Parkland high school student Isabelle Robinson deserves high praise for her New York Times essay debunking the vile suggestion that it was persistent bullying that made school shooter Nikolas Cruz snap and go on a killing spree. As with most conspiracy theories that hatch after tragedy, this one distorts reality and is disrespectful to both the victims and survivors of the Parkland school shooting.

Yet Robinson’s story provides a window into another very important but overlooked factor that contributed to the tragic events in Florida: lax discipline policies that permit dangerous students continuous contact with others and allow their pathologies to fester.

As Robinson tells it, she first became aware of Cruz’s violent and sociopathic tendencies years ago when, in the school cafeteria, he threw an apple at her 12-year-old, 90-pound frame causing her to gasp for air. Years later, Robinson was assigned to tutor Cruz through the school’s peer counseling program where she endured verbal abuse and sexual harassment by him. In a heartbreaking look back, Robinson writes that she’s now horrified that school officials left her alone with Cruz, who she says, “…had a known history of rage and brutality.”

In addition to feelings of horror, Robinson and her parents should be furious that she was ever put in this dangerous situation by school administration in the first place.

In fact, after the shooting, one of Cruz’s teachers described her discomfort with Cruz, saying: “I did not want to be alone with him in my classroom.” And yet, due to policies in place, these adults left Cruz alone with his female classmate.

Sadly, Robinson’s situation isn’t unique to Parkland’s Marjory Stoneman Douglas High School. In January 2014, Former President Barack Obama’s Education Secretary Arne Duncan issued “Guiding Principles: A Resource Guide for Improving School Climate and Discipline,” in which he pushed for radical changes to the way schools approached troubled kids in order to curb what the Obama administration called the "school-to-prison pipeline." The main goal of the guidance was to reduce the number of suspensions and expulsions, particularly among students of color and students with disabilities—the two demographics that have the highest rates of disciplinary actions.

Certainly, this guidance was well-meaning, a sort of trickle-down social justice theory that if these troubled kids are better understood and if there is a reduction in the number of suspensions and expulsions, then they will be less likely to drop out of school, turn to drugs or crime, and end up in prison.
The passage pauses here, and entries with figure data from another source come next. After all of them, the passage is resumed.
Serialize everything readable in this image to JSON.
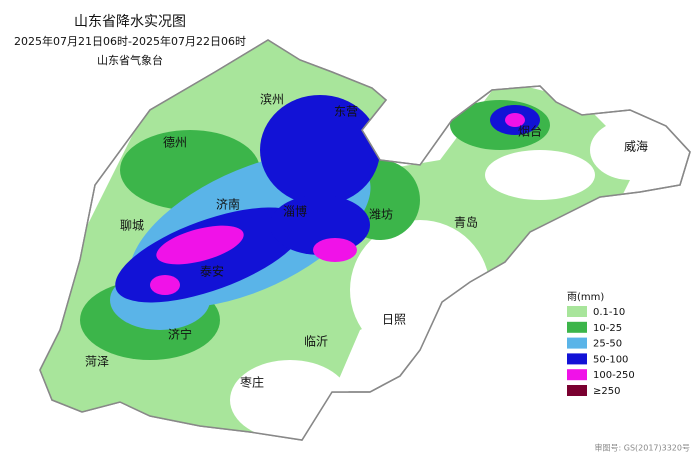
{
  "header": {
    "title": "山东省降水实况图",
    "period": "2025年07月21日06时-2025年07月22日06时",
    "agency": "山东省气象台"
  },
  "cities": [
    "滨州",
    "东营",
    "烟台",
    "威海",
    "德州",
    "济南",
    "淄博",
    "潍坊",
    "青岛",
    "聊城",
    "泰安",
    "日照",
    "临沂",
    "济宁",
    "菏泽",
    "枣庄"
  ],
  "legend": {
    "title": "雨(mm)",
    "items": [
      {
        "label": "0.1-10",
        "color": "#a8e59b"
      },
      {
        "label": "10-25",
        "color": "#3cb54a"
      },
      {
        "label": "25-50",
        "color": "#5ab4e8"
      },
      {
        "label": "50-100",
        "color": "#1212d6"
      },
      {
        "label": "100-250",
        "color": "#f012e8"
      },
      {
        "label": "≥250",
        "color": "#7a0030"
      }
    ]
  },
  "footer": {
    "approval": "审图号: GS(2017)3320号"
  }
}
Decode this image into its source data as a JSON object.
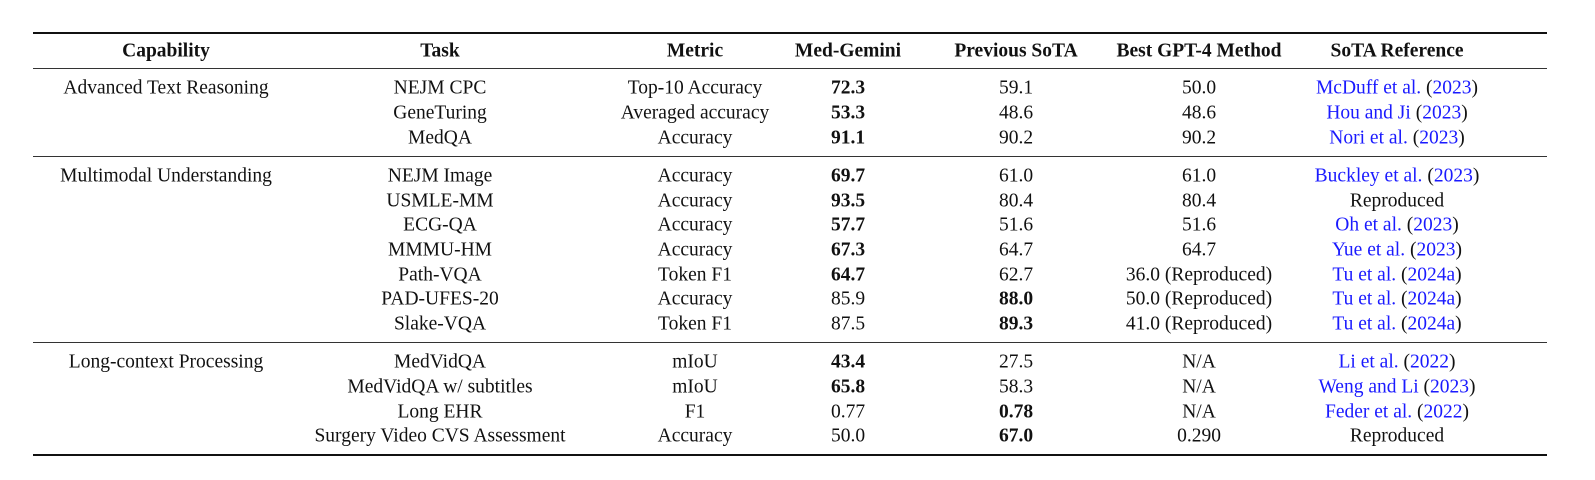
{
  "table": {
    "headers": [
      "Capability",
      "Task",
      "Metric",
      "Med-Gemini",
      "Previous SoTA",
      "Best GPT-4 Method",
      "SoTA Reference"
    ],
    "groups": [
      {
        "capability": "Advanced Text Reasoning",
        "rows": [
          {
            "task": "NEJM CPC",
            "metric": "Top-10 Accuracy",
            "med_gemini": "72.3",
            "previous_sota": "59.1",
            "best_gpt4": "50.0",
            "reference": {
              "authors": "McDuff et al.",
              "year": "2023"
            },
            "bold": "med_gemini"
          },
          {
            "task": "GeneTuring",
            "metric": "Averaged accuracy",
            "med_gemini": "53.3",
            "previous_sota": "48.6",
            "best_gpt4": "48.6",
            "reference": {
              "authors": "Hou and Ji",
              "year": "2023"
            },
            "bold": "med_gemini"
          },
          {
            "task": "MedQA",
            "metric": "Accuracy",
            "med_gemini": "91.1",
            "previous_sota": "90.2",
            "best_gpt4": "90.2",
            "reference": {
              "authors": "Nori et al.",
              "year": "2023"
            },
            "bold": "med_gemini"
          }
        ]
      },
      {
        "capability": "Multimodal Understanding",
        "rows": [
          {
            "task": "NEJM Image",
            "metric": "Accuracy",
            "med_gemini": "69.7",
            "previous_sota": "61.0",
            "best_gpt4": "61.0",
            "reference": {
              "authors": "Buckley et al.",
              "year": "2023"
            },
            "bold": "med_gemini"
          },
          {
            "task": "USMLE-MM",
            "metric": "Accuracy",
            "med_gemini": "93.5",
            "previous_sota": "80.4",
            "best_gpt4": "80.4",
            "reference": {
              "text": "Reproduced"
            },
            "bold": "med_gemini"
          },
          {
            "task": "ECG-QA",
            "metric": "Accuracy",
            "med_gemini": "57.7",
            "previous_sota": "51.6",
            "best_gpt4": "51.6",
            "reference": {
              "authors": "Oh et al.",
              "year": "2023"
            },
            "bold": "med_gemini"
          },
          {
            "task": "MMMU-HM",
            "metric": "Accuracy",
            "med_gemini": "67.3",
            "previous_sota": "64.7",
            "best_gpt4": "64.7",
            "reference": {
              "authors": "Yue et al.",
              "year": "2023"
            },
            "bold": "med_gemini"
          },
          {
            "task": "Path-VQA",
            "metric": "Token F1",
            "med_gemini": "64.7",
            "previous_sota": "62.7",
            "best_gpt4": "36.0 (Reproduced)",
            "reference": {
              "authors": "Tu et al.",
              "year": "2024a"
            },
            "bold": "med_gemini"
          },
          {
            "task": "PAD-UFES-20",
            "metric": "Accuracy",
            "med_gemini": "85.9",
            "previous_sota": "88.0",
            "best_gpt4": "50.0 (Reproduced)",
            "reference": {
              "authors": "Tu et al.",
              "year": "2024a"
            },
            "bold": "previous_sota"
          },
          {
            "task": "Slake-VQA",
            "metric": "Token F1",
            "med_gemini": "87.5",
            "previous_sota": "89.3",
            "best_gpt4": "41.0 (Reproduced)",
            "reference": {
              "authors": "Tu et al.",
              "year": "2024a"
            },
            "bold": "previous_sota"
          }
        ]
      },
      {
        "capability": "Long-context Processing",
        "rows": [
          {
            "task": "MedVidQA",
            "metric": "mIoU",
            "med_gemini": "43.4",
            "previous_sota": "27.5",
            "best_gpt4": "N/A",
            "reference": {
              "authors": "Li et al.",
              "year": "2022"
            },
            "bold": "med_gemini"
          },
          {
            "task": "MedVidQA w/ subtitles",
            "metric": "mIoU",
            "med_gemini": "65.8",
            "previous_sota": "58.3",
            "best_gpt4": "N/A",
            "reference": {
              "authors": "Weng and Li",
              "year": "2023"
            },
            "bold": "med_gemini"
          },
          {
            "task": "Long EHR",
            "metric": "F1",
            "med_gemini": "0.77",
            "previous_sota": "0.78",
            "best_gpt4": "N/A",
            "reference": {
              "authors": "Feder et al.",
              "year": "2022"
            },
            "bold": "previous_sota"
          },
          {
            "task": "Surgery Video CVS Assessment",
            "metric": "Accuracy",
            "med_gemini": "50.0",
            "previous_sota": "67.0",
            "best_gpt4": "0.290",
            "reference": {
              "text": "Reproduced"
            },
            "bold": "previous_sota"
          }
        ]
      }
    ],
    "link_color": "#1a1aff"
  }
}
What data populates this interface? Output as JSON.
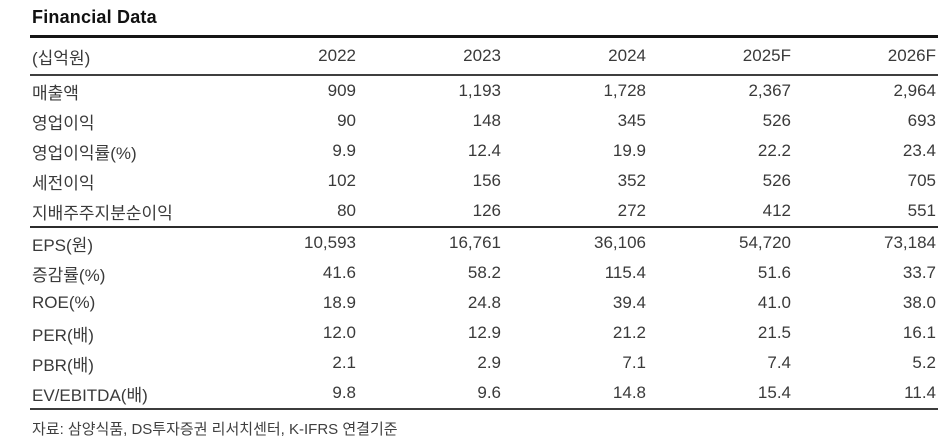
{
  "title": "Financial Data",
  "table": {
    "unit_header": "(십억원)",
    "columns": [
      "2022",
      "2023",
      "2024",
      "2025F",
      "2026F"
    ],
    "rows": [
      {
        "label": "매출액",
        "values": [
          "909",
          "1,193",
          "1,728",
          "2,367",
          "2,964"
        ]
      },
      {
        "label": "영업이익",
        "values": [
          "90",
          "148",
          "345",
          "526",
          "693"
        ]
      },
      {
        "label": "영업이익률(%)",
        "values": [
          "9.9",
          "12.4",
          "19.9",
          "22.2",
          "23.4"
        ]
      },
      {
        "label": "세전이익",
        "values": [
          "102",
          "156",
          "352",
          "526",
          "705"
        ]
      },
      {
        "label": "지배주주지분순이익",
        "values": [
          "80",
          "126",
          "272",
          "412",
          "551"
        ]
      },
      {
        "label": "EPS(원)",
        "values": [
          "10,593",
          "16,761",
          "36,106",
          "54,720",
          "73,184"
        ]
      },
      {
        "label": "증감률(%)",
        "values": [
          "41.6",
          "58.2",
          "115.4",
          "51.6",
          "33.7"
        ]
      },
      {
        "label": "ROE(%)",
        "values": [
          "18.9",
          "24.8",
          "39.4",
          "41.0",
          "38.0"
        ]
      },
      {
        "label": "PER(배)",
        "values": [
          "12.0",
          "12.9",
          "21.2",
          "21.5",
          "16.1"
        ]
      },
      {
        "label": "PBR(배)",
        "values": [
          "2.1",
          "2.9",
          "7.1",
          "7.4",
          "5.2"
        ]
      },
      {
        "label": "EV/EBITDA(배)",
        "values": [
          "9.8",
          "9.6",
          "14.8",
          "15.4",
          "11.4"
        ]
      }
    ],
    "source_note": "자료: 삼양식품, DS투자증권 리서치센터, K-IFRS 연결기준"
  },
  "colors": {
    "background": "#ffffff",
    "text": "#3a3a3a",
    "title": "#111111",
    "rule_heavy": "#161616",
    "rule_medium": "#3c3c3c"
  }
}
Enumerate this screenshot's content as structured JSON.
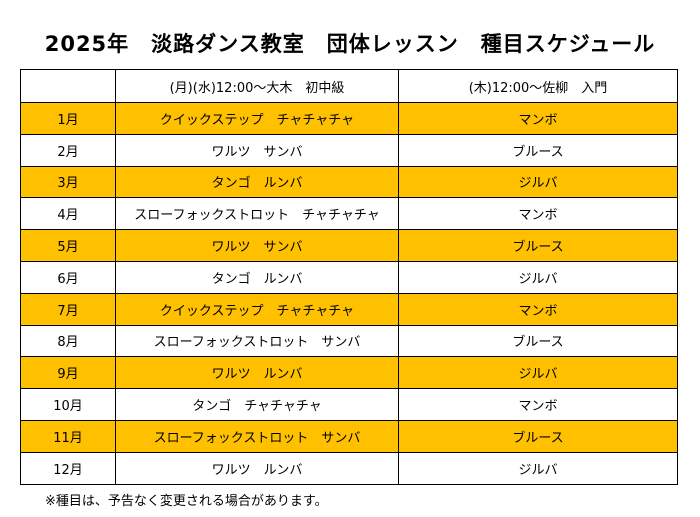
{
  "title": "2025年　淡路ダンス教室　団体レッスン　種目スケジュール",
  "table": {
    "headers": [
      "",
      "(月)(水)12:00～大木　初中級",
      "(木)12:00～佐柳　入門"
    ],
    "rows": [
      {
        "month": "1月",
        "a": "クイックステップ　チャチャチャ",
        "b": "マンボ",
        "highlight": true
      },
      {
        "month": "2月",
        "a": "ワルツ　サンバ",
        "b": "ブルース",
        "highlight": false
      },
      {
        "month": "3月",
        "a": "タンゴ　ルンバ",
        "b": "ジルバ",
        "highlight": true
      },
      {
        "month": "4月",
        "a": "スローフォックストロット　チャチャチャ",
        "b": "マンボ",
        "highlight": false
      },
      {
        "month": "5月",
        "a": "ワルツ　サンバ",
        "b": "ブルース",
        "highlight": true
      },
      {
        "month": "6月",
        "a": "タンゴ　ルンバ",
        "b": "ジルバ",
        "highlight": false
      },
      {
        "month": "7月",
        "a": "クイックステップ　チャチャチャ",
        "b": "マンボ",
        "highlight": true
      },
      {
        "month": "8月",
        "a": "スローフォックストロット　サンバ",
        "b": "ブルース",
        "highlight": false
      },
      {
        "month": "9月",
        "a": "ワルツ　ルンバ",
        "b": "ジルバ",
        "highlight": true
      },
      {
        "month": "10月",
        "a": "タンゴ　チャチャチャ",
        "b": "マンボ",
        "highlight": false
      },
      {
        "month": "11月",
        "a": "スローフォックストロット　サンバ",
        "b": "ブルース",
        "highlight": true
      },
      {
        "month": "12月",
        "a": "ワルツ　ルンバ",
        "b": "ジルバ",
        "highlight": false
      }
    ]
  },
  "note": "※種目は、予告なく変更される場合があります。",
  "colors": {
    "highlight_row": "#ffc000",
    "plain_row": "#ffffff",
    "border": "#000000"
  }
}
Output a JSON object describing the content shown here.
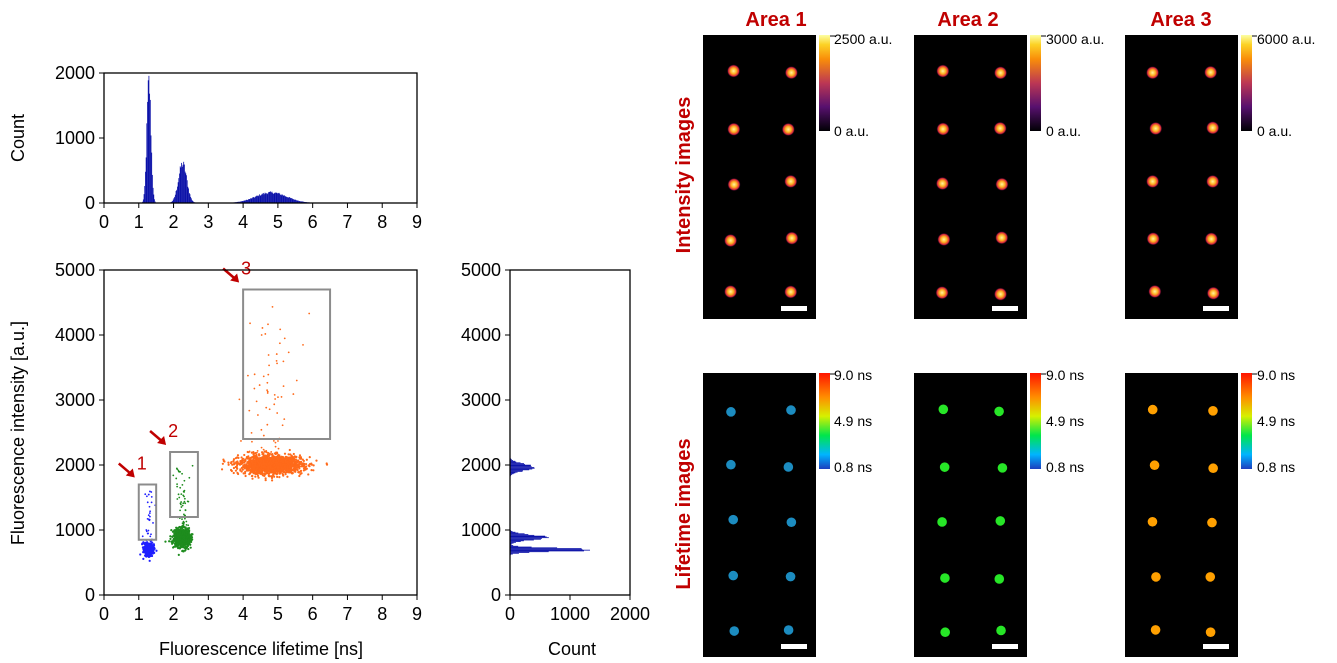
{
  "colors": {
    "hist": "#0a10a8",
    "group1": "#1f1fff",
    "group2": "#1e8c1e",
    "group3": "#ff6a1a",
    "gate": "#8c8c8c",
    "arrow": "#c00000",
    "rowlabel": "#c00000",
    "panel": "#000000"
  },
  "chart_data": [
    {
      "id": "lifetime-histogram",
      "type": "bar",
      "title": "",
      "xlabel": "",
      "ylabel": "Count",
      "xlim": [
        0,
        9
      ],
      "ylim": [
        0,
        2000
      ],
      "xticks": [
        0,
        1,
        2,
        3,
        4,
        5,
        6,
        7,
        8,
        9
      ],
      "yticks": [
        0,
        1000,
        2000
      ],
      "peaks": [
        {
          "center": 1.28,
          "sigma": 0.06,
          "height": 1850
        },
        {
          "center": 2.25,
          "sigma": 0.12,
          "height": 600
        },
        {
          "center": 4.8,
          "sigma": 0.45,
          "height": 160
        }
      ]
    },
    {
      "id": "lifetime-intensity-scatter",
      "type": "scatter",
      "title": "",
      "xlabel": "Fluorescence lifetime [ns]",
      "ylabel": "Fluorescence intensity [a.u.]",
      "xlim": [
        0,
        9
      ],
      "ylim": [
        0,
        5000
      ],
      "xticks": [
        0,
        1,
        2,
        3,
        4,
        5,
        6,
        7,
        8,
        9
      ],
      "yticks": [
        0,
        1000,
        2000,
        3000,
        4000,
        5000
      ],
      "series": [
        {
          "name": "1",
          "center": [
            1.28,
            700
          ],
          "spread": [
            0.07,
            50
          ]
        },
        {
          "name": "2",
          "center": [
            2.25,
            880
          ],
          "spread": [
            0.12,
            70
          ]
        },
        {
          "name": "3",
          "center": [
            4.8,
            2000
          ],
          "spread": [
            0.45,
            70
          ]
        }
      ],
      "gates": [
        {
          "label": "1",
          "x": [
            1.0,
            1.5
          ],
          "y": [
            850,
            1700
          ]
        },
        {
          "label": "2",
          "x": [
            1.9,
            2.7
          ],
          "y": [
            1200,
            2200
          ]
        },
        {
          "label": "3",
          "x": [
            4.0,
            6.5
          ],
          "y": [
            2400,
            4700
          ]
        }
      ]
    },
    {
      "id": "intensity-histogram",
      "type": "bar",
      "title": "",
      "xlabel": "Count",
      "ylabel": "",
      "xlim": [
        0,
        2000
      ],
      "ylim": [
        0,
        5000
      ],
      "xticks": [
        0,
        1000,
        2000
      ],
      "yticks": [
        0,
        1000,
        2000,
        3000,
        4000,
        5000
      ],
      "peaks": [
        {
          "center": 690,
          "sigma": 25,
          "height": 1450
        },
        {
          "center": 880,
          "sigma": 40,
          "height": 600
        },
        {
          "center": 1960,
          "sigma": 50,
          "height": 430
        }
      ]
    }
  ],
  "image_panels": {
    "columns": [
      "Area 1",
      "Area 2",
      "Area 3"
    ],
    "rows": [
      {
        "label": "Intensity images",
        "scale": "intensity",
        "colorbars": [
          [
            "2500 a.u.",
            "0 a.u."
          ],
          [
            "3000 a.u.",
            "0 a.u."
          ],
          [
            "6000 a.u.",
            "0 a.u."
          ]
        ]
      },
      {
        "label": "Lifetime images",
        "scale": "lifetime",
        "colorbars": [
          [
            "9.0 ns",
            "4.9 ns",
            "0.8 ns"
          ],
          [
            "9.0 ns",
            "4.9 ns",
            "0.8 ns"
          ],
          [
            "9.0 ns",
            "4.9 ns",
            "0.8 ns"
          ]
        ]
      }
    ],
    "cell_colors": {
      "area1_lifetime": "#1c8cc0",
      "area2_lifetime": "#27e627",
      "area3_lifetime": "#ffa000"
    }
  }
}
To comply with the guidance, schools were instructed to rely less on local police to intervene with trouble-making students and more on “school resource officers” who would focus on “protecting the physical safety of the school … while reducing inappropriate student referrals to law enforcement.” Schools also began replacing more traditional methods of discipline with student-led mentoring programs (like the one in which Robinson was involved) as well as “restorative justice” programs, a Breakfast Club-like fantasy where, instead of punishment, the bully or the violent offender engages in talk therapy and group discussions with the kid he or she has been harassing to seek reconciliation.

That sounds like great fun for the victim.

In Broward County, schools were eager to comply with the new federal guidelines. In fact, Broward County Superintendent Robert Runcie (who had previously worked with Education Secretary Duncan in the Chicago Public Schools) got a head start, creating the Promise Program (Preventing Recidivism through Opportunities, Mentoring, Interventions, Supports & Education) in 2013. The Promise Program shared the Obama administration’s goals, relying less on local law enforcement in favor of SROs and restorative justice-style programs.

According to analysis by the Washington Post (and Runcie’s own online bio), these programs worked to reduce arrests in schools, which in Broward county went from 1,056 in 2012 to 392 in 2016. Yet, while arrests declined, the program came at a cost–the most obvious being that it allowed students with severe discipline problems to remain in the mainstream at their schools, a potential safety threat to other students.

Nikolas Cruz was even allowed to commit crimes (including assaults, threats, bringing weapons to school) without being arrested. Had he been arrested, he might have undergone a mental health evaluation or been sentenced to a juvenile detention center and kept far away from his fellow students. Yet, when asked by reporters about this lapse of judgment, Broward County Superintendent Runcie simply said: “We can’t solve every problem.’’

He’s right. Schools can’t solve every problem, but they shouldn't create problems for students like Robinson by putting children on the front line in positions where they are expected to cure the ills of their troubled classmates.

Perhaps school officials nationwide should start thinking about how school discipline fits into the larger picture of school safety.